Feb Fest had its last event this weekend.  In spite of serious pre-Fest worries the whole festival was an amazing success. We hope to give you a full report in the next newsletter.

Work on the plot
We are promised lovely weather this first week in March so the temptation to rush to the allotment may be overwhelming.  What can you do when you get there?
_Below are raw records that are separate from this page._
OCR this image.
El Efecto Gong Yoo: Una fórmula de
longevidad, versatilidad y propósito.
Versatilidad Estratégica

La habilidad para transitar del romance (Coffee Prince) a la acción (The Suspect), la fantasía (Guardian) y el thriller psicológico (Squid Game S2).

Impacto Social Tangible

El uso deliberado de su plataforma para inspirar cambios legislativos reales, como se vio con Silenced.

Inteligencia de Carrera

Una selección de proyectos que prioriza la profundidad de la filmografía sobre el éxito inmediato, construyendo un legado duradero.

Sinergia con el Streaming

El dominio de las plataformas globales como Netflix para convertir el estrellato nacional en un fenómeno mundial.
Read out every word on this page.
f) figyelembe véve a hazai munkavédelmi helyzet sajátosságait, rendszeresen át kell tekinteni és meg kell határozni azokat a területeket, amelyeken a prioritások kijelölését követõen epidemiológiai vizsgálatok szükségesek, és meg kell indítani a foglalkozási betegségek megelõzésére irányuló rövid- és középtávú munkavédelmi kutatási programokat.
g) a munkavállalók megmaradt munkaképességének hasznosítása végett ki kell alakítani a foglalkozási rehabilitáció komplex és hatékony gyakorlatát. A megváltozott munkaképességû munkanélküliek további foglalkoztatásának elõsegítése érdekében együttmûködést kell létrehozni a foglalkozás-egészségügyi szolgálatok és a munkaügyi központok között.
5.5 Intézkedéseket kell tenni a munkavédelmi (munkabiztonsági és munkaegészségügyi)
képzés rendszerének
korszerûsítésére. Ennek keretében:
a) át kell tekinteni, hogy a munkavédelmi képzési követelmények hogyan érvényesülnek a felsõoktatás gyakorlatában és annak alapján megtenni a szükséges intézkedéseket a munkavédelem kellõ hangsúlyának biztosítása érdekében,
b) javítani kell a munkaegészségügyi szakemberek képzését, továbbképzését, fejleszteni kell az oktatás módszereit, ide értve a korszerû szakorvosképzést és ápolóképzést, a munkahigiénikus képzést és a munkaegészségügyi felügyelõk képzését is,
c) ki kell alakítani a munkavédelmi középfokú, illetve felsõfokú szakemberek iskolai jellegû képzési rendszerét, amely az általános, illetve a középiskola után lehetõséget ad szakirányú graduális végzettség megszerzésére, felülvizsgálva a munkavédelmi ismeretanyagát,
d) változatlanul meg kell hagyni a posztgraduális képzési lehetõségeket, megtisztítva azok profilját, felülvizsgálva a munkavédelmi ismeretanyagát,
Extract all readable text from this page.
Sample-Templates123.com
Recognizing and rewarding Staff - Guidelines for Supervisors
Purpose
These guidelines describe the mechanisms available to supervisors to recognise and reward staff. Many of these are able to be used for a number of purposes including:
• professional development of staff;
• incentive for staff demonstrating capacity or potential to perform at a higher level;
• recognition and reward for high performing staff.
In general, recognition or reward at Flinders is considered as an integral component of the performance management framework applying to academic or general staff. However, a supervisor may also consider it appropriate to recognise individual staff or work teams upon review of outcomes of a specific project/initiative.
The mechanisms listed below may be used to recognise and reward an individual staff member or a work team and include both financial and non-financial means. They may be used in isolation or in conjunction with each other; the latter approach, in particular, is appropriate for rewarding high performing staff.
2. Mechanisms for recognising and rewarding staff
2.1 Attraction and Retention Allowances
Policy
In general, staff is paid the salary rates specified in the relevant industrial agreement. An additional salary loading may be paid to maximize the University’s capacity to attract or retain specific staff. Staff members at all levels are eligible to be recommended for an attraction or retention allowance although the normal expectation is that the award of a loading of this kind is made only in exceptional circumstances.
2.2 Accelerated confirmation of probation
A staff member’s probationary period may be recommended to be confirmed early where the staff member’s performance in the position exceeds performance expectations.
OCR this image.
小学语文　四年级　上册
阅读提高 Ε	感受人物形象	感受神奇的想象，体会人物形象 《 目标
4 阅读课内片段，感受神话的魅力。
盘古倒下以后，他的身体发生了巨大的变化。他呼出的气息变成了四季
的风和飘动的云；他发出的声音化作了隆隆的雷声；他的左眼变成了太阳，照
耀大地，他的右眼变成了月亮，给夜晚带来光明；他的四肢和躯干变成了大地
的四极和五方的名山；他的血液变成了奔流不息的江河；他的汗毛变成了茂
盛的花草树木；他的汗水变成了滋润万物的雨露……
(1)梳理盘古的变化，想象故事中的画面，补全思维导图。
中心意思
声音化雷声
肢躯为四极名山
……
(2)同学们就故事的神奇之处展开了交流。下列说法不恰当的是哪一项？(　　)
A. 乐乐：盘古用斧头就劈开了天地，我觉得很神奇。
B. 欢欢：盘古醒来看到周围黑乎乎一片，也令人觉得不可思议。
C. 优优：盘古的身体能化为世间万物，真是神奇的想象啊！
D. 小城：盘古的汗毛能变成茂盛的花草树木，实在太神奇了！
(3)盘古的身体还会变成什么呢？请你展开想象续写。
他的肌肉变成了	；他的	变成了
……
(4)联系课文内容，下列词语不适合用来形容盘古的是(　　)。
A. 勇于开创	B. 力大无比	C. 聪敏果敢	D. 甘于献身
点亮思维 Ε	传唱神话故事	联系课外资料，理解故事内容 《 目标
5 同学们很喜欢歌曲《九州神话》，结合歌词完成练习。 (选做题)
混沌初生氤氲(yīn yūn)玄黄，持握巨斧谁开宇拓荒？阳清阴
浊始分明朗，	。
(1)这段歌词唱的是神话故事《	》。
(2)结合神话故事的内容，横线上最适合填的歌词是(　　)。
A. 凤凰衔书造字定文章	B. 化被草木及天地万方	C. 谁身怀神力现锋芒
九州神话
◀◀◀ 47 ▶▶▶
Unless you were really on top of things last autumn there is always the opportunity to remove old perennial stems and dead leaves and generally tidy up.  Not to mention repairing the netting over your brassiccas in the hope that the pigeons won't eat all the crop.   But in Glasgow at the beginning of March the soil is likely to be too cold and wet to work on or put seeds in - even with cloches or other cover.   However there is plenty you can do indoors, particularly if you want to grow your own plants from seed, rather than buying plug plants from a garden centre.
For example if you are planning to grow tomatoes or courgettes from seed then you should definitely be thinking about getting them growing in pots pretty soon - they need as much growing season as they can get!  A sunny windowsill in your home should be an adequate environment - even better if you have a heated propagator.

Peas. beans and salad plants also will give you an earlier crop if you get them going now in pots.  In addition you will not suffer the anguish you feel when the mice eat half of the seeds before they even germinate.  In pots they will germinate happily without worrying too much about heat - they are tougher than the tomatoes and courgettes and they don't particularly suffer from being transplanted into the soil later.  If you have too many germinated pea seedlings, well pea shoots are currently THE trendy salad vegetable - and they taste good too.

In my personal experience root crops like beetroot, parsnip ... don't much like being transplanted.  You can advance the growing season a bit and possibly improve the germination rate when you do sow them by covering the area where you plan to grow them with horticultural fleece so that the soil warms up a wee bit.